A thinned down result would become unacceptable. The Presidency will have specific responsibility from this point of view, refusing to allow the acquis of the Convention to be thrown back into discussion, which - VGE is right to state - would be felt by the public as a step backwards. The Presidency and the Commission should, during the IGC, work hand in hand, and the political forces (Community institutions, Parliaments, European parties, movements and pressure groups) should remain very vigilant. A number of them already consider that the result of the Convention is enough - if it were to be thinned down and diminished, then it would become quite frankly unacceptable.
This warning has nothing theoretical about it. On the contrary, it denounces a real danger. The almost dramatic unfolding of the last phase of the Convention showed that the final success was only possible thanks to mutual compromises between participants, each having given up something, either the principles (the word "federal", "religious heritage", etc.) or certain operational provisions. Such renunciations were not carried out lightly. The temptation to go back on them is sometimes very strong. The example to follow is, I believe, the attitude adopted by French Socialists Pervenche Bérès, Olivier Duhamel and Jacques Floch. Recalling in a joint statement that the progress made resulting from the current draft is sufficiently strong and important for the draft to be sustained and safeguarded, the three parliamentarians nonetheless add that, if some countries want to reopen the debate during the IGC against all Convention logic, then France should do the same in order to gain more in the social, taxation and public services fields. This is quite normal: if the mutual concessions that allowed the final success of the draft are brought into question by any of the parties, then the others will do the same. The sacrifices made must be confirmed during the IGC. If not, everything goes back to zero.

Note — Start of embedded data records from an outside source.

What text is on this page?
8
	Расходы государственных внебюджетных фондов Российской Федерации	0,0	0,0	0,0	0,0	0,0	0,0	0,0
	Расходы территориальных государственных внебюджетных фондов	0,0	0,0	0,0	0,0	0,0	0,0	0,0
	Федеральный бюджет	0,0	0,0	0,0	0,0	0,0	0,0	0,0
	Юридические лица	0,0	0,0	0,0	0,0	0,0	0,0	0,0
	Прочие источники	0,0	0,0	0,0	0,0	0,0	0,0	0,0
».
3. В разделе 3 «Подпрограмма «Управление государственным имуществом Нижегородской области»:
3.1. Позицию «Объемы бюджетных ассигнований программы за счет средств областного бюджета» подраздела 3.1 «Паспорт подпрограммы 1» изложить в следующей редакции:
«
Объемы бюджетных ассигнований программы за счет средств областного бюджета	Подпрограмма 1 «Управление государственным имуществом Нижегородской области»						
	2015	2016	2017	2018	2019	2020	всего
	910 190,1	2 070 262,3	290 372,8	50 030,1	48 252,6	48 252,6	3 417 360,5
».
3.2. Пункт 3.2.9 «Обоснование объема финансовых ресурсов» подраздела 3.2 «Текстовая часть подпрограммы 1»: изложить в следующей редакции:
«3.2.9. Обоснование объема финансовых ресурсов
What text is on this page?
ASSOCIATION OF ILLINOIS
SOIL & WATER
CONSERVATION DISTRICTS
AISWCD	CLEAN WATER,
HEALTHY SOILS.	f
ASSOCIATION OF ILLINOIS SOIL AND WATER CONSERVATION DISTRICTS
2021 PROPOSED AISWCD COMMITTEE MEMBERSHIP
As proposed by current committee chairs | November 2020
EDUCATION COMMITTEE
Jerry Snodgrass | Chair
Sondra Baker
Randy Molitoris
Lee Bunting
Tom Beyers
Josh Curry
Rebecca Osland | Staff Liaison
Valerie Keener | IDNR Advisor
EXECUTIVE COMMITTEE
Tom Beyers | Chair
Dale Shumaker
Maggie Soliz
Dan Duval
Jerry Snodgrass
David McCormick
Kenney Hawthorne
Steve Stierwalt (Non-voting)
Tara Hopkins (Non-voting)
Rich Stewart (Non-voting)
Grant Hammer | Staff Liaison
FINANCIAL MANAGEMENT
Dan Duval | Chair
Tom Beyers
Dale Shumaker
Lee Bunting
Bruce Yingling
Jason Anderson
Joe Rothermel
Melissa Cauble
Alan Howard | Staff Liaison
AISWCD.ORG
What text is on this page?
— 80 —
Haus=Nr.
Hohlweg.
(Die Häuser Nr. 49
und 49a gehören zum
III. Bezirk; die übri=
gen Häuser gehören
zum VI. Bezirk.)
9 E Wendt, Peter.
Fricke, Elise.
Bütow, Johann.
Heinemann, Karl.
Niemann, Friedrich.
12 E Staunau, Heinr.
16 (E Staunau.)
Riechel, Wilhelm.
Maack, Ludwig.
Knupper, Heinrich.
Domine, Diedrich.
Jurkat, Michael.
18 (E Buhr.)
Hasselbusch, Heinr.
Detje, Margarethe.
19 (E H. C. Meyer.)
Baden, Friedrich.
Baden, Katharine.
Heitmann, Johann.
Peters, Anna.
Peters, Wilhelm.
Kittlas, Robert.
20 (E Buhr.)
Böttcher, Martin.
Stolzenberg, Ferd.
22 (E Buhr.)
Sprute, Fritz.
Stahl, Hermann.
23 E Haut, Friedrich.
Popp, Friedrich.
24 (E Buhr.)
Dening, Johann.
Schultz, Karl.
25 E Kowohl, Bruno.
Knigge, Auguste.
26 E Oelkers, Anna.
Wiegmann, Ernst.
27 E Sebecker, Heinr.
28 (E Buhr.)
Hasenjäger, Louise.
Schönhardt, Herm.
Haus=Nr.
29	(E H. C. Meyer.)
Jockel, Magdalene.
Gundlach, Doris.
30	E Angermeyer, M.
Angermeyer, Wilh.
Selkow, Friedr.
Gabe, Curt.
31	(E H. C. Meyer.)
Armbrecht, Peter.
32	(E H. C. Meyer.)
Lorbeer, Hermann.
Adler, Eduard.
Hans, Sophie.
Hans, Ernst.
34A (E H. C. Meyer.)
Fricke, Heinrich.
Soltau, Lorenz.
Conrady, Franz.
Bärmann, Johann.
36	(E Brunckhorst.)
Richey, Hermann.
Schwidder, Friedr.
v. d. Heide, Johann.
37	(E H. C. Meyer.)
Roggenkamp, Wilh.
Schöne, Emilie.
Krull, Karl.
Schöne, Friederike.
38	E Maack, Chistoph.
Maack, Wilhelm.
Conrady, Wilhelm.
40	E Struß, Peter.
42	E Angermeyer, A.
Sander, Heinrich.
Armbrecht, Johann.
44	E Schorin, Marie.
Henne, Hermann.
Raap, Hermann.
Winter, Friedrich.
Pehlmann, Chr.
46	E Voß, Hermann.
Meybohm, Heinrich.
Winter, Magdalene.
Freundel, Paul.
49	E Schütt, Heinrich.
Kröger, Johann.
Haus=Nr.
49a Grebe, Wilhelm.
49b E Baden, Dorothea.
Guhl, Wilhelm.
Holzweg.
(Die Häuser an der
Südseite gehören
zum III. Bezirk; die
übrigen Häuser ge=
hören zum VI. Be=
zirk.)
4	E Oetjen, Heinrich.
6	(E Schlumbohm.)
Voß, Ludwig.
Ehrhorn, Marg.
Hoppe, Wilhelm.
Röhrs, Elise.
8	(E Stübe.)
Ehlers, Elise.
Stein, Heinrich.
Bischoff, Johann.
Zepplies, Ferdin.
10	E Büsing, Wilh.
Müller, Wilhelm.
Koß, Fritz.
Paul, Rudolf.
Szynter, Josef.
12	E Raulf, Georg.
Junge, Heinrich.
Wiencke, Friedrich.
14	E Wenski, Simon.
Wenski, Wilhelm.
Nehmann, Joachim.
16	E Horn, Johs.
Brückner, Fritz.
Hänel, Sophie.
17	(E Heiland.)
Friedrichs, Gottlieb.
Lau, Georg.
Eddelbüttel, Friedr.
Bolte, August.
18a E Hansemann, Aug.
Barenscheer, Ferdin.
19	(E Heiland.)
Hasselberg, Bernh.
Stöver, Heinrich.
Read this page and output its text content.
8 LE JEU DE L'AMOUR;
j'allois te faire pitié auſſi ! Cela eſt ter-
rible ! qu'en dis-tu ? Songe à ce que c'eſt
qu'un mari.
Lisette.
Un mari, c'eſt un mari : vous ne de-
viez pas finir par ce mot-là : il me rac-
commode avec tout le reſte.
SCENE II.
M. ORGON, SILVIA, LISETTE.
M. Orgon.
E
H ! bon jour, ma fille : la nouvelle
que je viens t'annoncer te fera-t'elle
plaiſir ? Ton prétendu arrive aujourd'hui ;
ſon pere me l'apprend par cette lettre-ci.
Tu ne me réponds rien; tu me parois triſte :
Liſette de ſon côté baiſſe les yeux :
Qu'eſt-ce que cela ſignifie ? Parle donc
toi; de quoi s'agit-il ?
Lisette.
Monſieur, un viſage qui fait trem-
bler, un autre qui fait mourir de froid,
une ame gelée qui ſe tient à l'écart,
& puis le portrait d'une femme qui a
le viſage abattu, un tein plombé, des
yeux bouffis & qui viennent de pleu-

What has remained open at any rate. There is all the more risk that some aspects of the draft have at any rate remained open. The institutional compromise should be confirmed as such in its most innovative elements (like the "dual hatted" Foreign Minister) or those which were the most controversial in the beginning (such as the stable European Council Presidency, with the precautions that made it acceptable), but it seems impossible to avoid consolidating the solutions adopted for two other essential elements: the composition of the Commission and the calculation of majority vote within the Council. Also, VGE announced that the Convention, in its work in July devoted to the third and fourth part of the Constitution, would above all have to discuss economic governance in the euro zone again. There are many who would note the still widespread uncertainty, all the more as the question of enforcement of the Constitution in the event of withdrawal by any of the signatory countries is by no means settled (and it is essential - see our bulletin of 12 June, page 6, for the joint initiative by Giuliano Amato, Elmar Brok and Andrew Duff), and European Commissioner Frits Bolkestein has challenged the Convention direction on taxation issues (I shall come back to this).
One sees how fragile the achievements are and the need for the Heads of Government to result in clear and binding conclusions this weekend on how to follow-up the process.